An 18th Century vase discovered in an attic has fetched €16.2 million at an auction in France.
For decades it was kept in a shoebox in an attic along with dozens of other antiques passed down through generations of a family in France.
It had been left to the present owners' grandparents by an uncle and no one in the family particularly liked it.
On Tuesday, the 18th Century Qing Dynasty vase sold at a Paris auction for €16.2 million — more than 20 times its estimate and the highest price reached for a single item sold by Sotheby's in France.
Sotheby's Asian art expert Olivier Valmier was stunned when it was shown to him.
"This person took the train, the suburban lines, the metro, and then came here on foot and pushed through the doors of Sotheby's until they reached my office and the vase was in a shoe box protected with newspaper. And when they put the box on my desk and we opened it, we were all stunned by the beauty of the piece.''
The vase, which was made for an emperor of the Qing dynasty, has different animals in the landscape painted on it and is embroidered with gold around the neck.

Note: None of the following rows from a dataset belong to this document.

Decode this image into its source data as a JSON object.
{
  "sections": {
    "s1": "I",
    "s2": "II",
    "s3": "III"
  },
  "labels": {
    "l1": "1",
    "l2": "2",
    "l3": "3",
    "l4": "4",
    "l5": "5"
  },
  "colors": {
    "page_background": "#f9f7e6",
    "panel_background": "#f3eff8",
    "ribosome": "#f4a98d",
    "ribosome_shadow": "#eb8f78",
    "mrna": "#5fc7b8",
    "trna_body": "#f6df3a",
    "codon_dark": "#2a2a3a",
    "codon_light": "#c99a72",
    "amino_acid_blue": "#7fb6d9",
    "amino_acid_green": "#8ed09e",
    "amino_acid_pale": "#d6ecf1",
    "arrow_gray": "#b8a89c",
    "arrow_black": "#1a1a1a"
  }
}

A Sotheby’s spokesman said the family knew it was valuable but not to the extent it sold, nor that it was part of the Qing dynasty.
The auction lasted 20 minutes, which is a long time for that kind of sale, as multiple bidders fought for the ornament.
The vase bears a mark of the Qianlong Emperor, who ruled China from 1736 to 1796.
The buyer is believed to be a young Chinese collector but has not been identified.